Mendeley

Mendeley is a desktop and web program for managing and sharing research papers, discovering research data and collaborating online. It combines Mendeley Desktop, a PDF and reference management application (available for Windows, Mac and Linux) with Mendeley Web, an online social network for researchers.
Mendeley requires the user to store all basic citation data on its servers—storing copies of documents is at the user's discretion. Upon registration, Mendeley provides the user with 2 GB of free web storage space, which is upgrade able at a cost.

History
Mendeley founded in November 2007 by three German PhD students and is based in London. The first public beta version was released in August 2008. The team comprises researchers, graduates, and developers from a variety of academic institutions. The company’s investors include the former executive chairman of Last.fm, the former founding engineers of Skype, and the former Head of Digital Strategy at Warner Music Group, as well as academics from Cambridge and Johns Hopkins University.
Mendeley has won several awards: Plugg.eu "European Start-up of the Year 2009", TechCrunch Europas "Best Social Innovation Which Benefits Society 2009", and The Guardian ranked it #6 in "Top 100 tech media companies".

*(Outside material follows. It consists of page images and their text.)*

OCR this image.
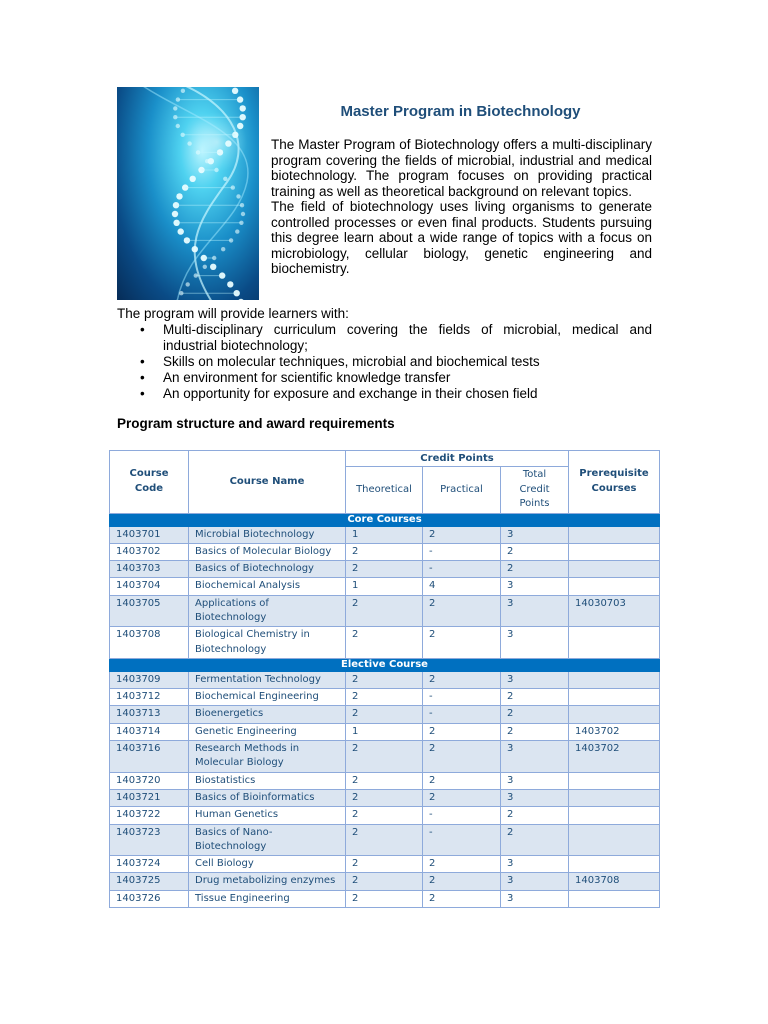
Master Program in Biotechnology

The Master Program of Biotechnology offers a multi-disciplinary program covering the fields of microbial, industrial and medical biotechnology. The program focuses on providing practical training as well as theoretical background on relevant topics.

The field of biotechnology uses living organisms to generate controlled processes or even final products. Students pursuing this degree learn about a wide range of topics with a focus on microbiology, cellular biology, genetic engineering and biochemistry.

The program will provide learners with:
• Multi-disciplinary curriculum covering the fields of microbial, medical and industrial biotechnology;
• Skills on molecular techniques, microbial and biochemical tests
• An environment for scientific knowledge transfer
• An opportunity for exposure and exchange in their chosen field
Program structure and award requirements
Course Code	Course Name	Credit Points			Prerequisite Courses
		Theoretical	Practical	Total Credit Points	
Core Courses					
1403701	Microbial Biotechnology	1	2	3	
1403702	Basics of Molecular Biology	2	-	2	
1403703	Basics of Biotechnology	2	-	2	
1403704	Biochemical Analysis	1	4	3	
1403705	Applications of Biotechnology	2	2	3	14030703
1403708	Biological Chemistry in Biotechnology	2	2	3	
Elective Course					
1403709	Fermentation Technology	2	2	3	
1403712	Biochemical Engineering	2	-	2	
1403713	Bioenergetics	2	-	2	
1403714	Genetic Engineering	1	2	2	1403702
1403716	Research Methods in Molecular Biology	2	2	3	1403702
1403720	Biostatistics	2	2	3	
1403721	Basics of Bioinformatics	2	2	3	
1403722	Human Genetics	2	-	2	
1403723	Basics of Nano-Biotechnology	2	-	2	
1403724	Cell Biology	2	2	3	
1403725	Drug metabolizing enzymes	2	2	3	1403708
1403726	Tissue Engineering	2	2	3	
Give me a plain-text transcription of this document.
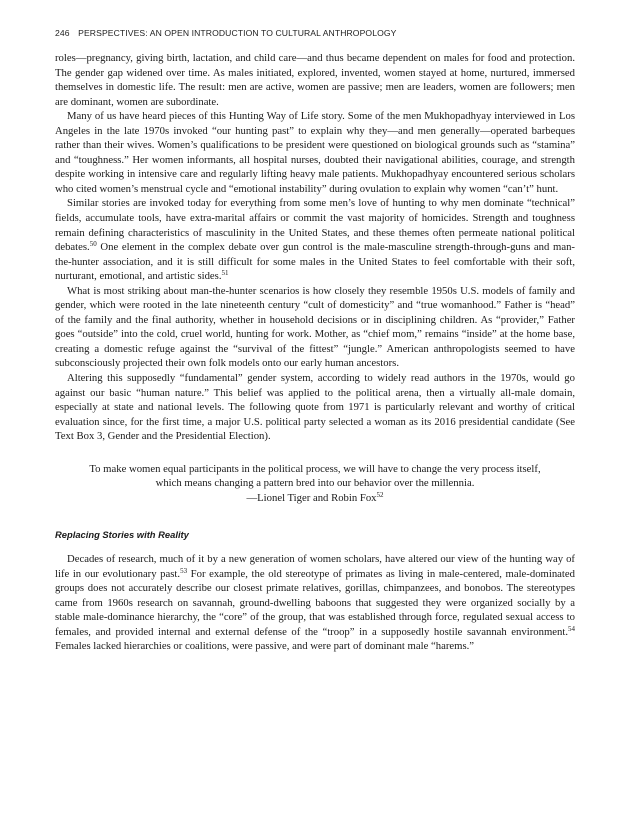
246 PERSPECTIVES: AN OPEN INTRODUCTION TO CULTURAL ANTHROPOLOGY

roles—pregnancy, giving birth, lactation, and child care—and thus became dependent on males for food and protection. The gender gap widened over time. As males initiated, explored, invented, women stayed at home, nurtured, immersed themselves in domestic life. The result: men are active, women are passive; men are leaders, women are followers; men are dominant, women are subordinate.

Many of us have heard pieces of this Hunting Way of Life story. Some of the men Mukhopadhyay interviewed in Los Angeles in the late 1970s invoked “our hunting past” to explain why they—and men generally—operated barbeques rather than their wives. Women’s qualifications to be president were questioned on biological grounds such as “stamina” and “toughness.” Her women informants, all hospital nurses, doubted their navigational abilities, courage, and strength despite working in intensive care and regularly lifting heavy male patients. Mukhopadhyay encountered serious scholars who cited women’s menstrual cycle and “emotional instability” during ovulation to explain why women “can’t” hunt.

Similar stories are invoked today for everything from some men’s love of hunting to why men dominate “technical” fields, accumulate tools, have extra-marital affairs or commit the vast majority of homicides. Strength and toughness remain defining characteristics of masculinity in the United States, and these themes often permeate national political debates.$^{50}$ One element in the complex debate over gun control is the male-masculine strength-through-guns and man-the-hunter association, and it is still difficult for some males in the United States to feel comfortable with their soft, nurturant, emotional, and artistic sides.$^{51}$

What is most striking about man-the-hunter scenarios is how closely they resemble 1950s U.S. models of family and gender, which were rooted in the late nineteenth century “cult of domesticity” and “true womanhood.” Father is “head” of the family and the final authority, whether in household decisions or in disciplining children. As “provider,” Father goes “outside” into the cold, cruel world, hunting for work. Mother, as “chief mom,” remains “inside” at the home base, creating a domestic refuge against the “survival of the fittest” “jungle.” American anthropologists seemed to have subconsciously projected their own folk models onto our early human ancestors.

Altering this supposedly “fundamental” gender system, according to widely read authors in the 1970s, would go against our basic “human nature.” This belief was applied to the political arena, then a virtually all-male domain, especially at state and national levels. The following quote from 1971 is particularly relevant and worthy of critical evaluation since, for the first time, a major U.S. political party selected a woman as its 2016 presidential candidate (See Text Box 3, Gender and the Presidential Election).

To make women equal participants in the political process, we will have to change the very process itself, which means changing a pattern bred into our behavior over the millennia.
—Lionel Tiger and Robin Fox$^{52}$
Replacing Stories with Reality

Decades of research, much of it by a new generation of women scholars, have altered our view of the hunting way of life in our evolutionary past.$^{53}$ For example, the old stereotype of primates as living in male-centered, male-dominated groups does not accurately describe our closest primate relatives, gorillas, chimpanzees, and bonobos. The stereotypes came from 1960s research on savannah, ground-dwelling baboons that suggested they were organized socially by a stable male-dominance hierarchy, the “core” of the group, that was established through force, regulated sexual access to females, and provided internal and external defense of the “troop” in a supposedly hostile savannah environment.$^{54}$ Females lacked hierarchies or coalitions, were passive, and were part of dominant male “harems.”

Elsevier purchased Mendeley in 2013. The sale led to debate on scientific networks and in the media interested in Open Access, and upset some Mendeley users who felt that the program's acquisition by publishing giant Elsevier, known for implementing restrictive publishing practices, was antithetical to the open sharing model of Mendeley. David Dobbs, in The New Yorker, describes Elsevier's reasons for buying Mendeley as two-fold: to acquire its user data, and to "destroy or coöpt an open-science icon that threatens its business model."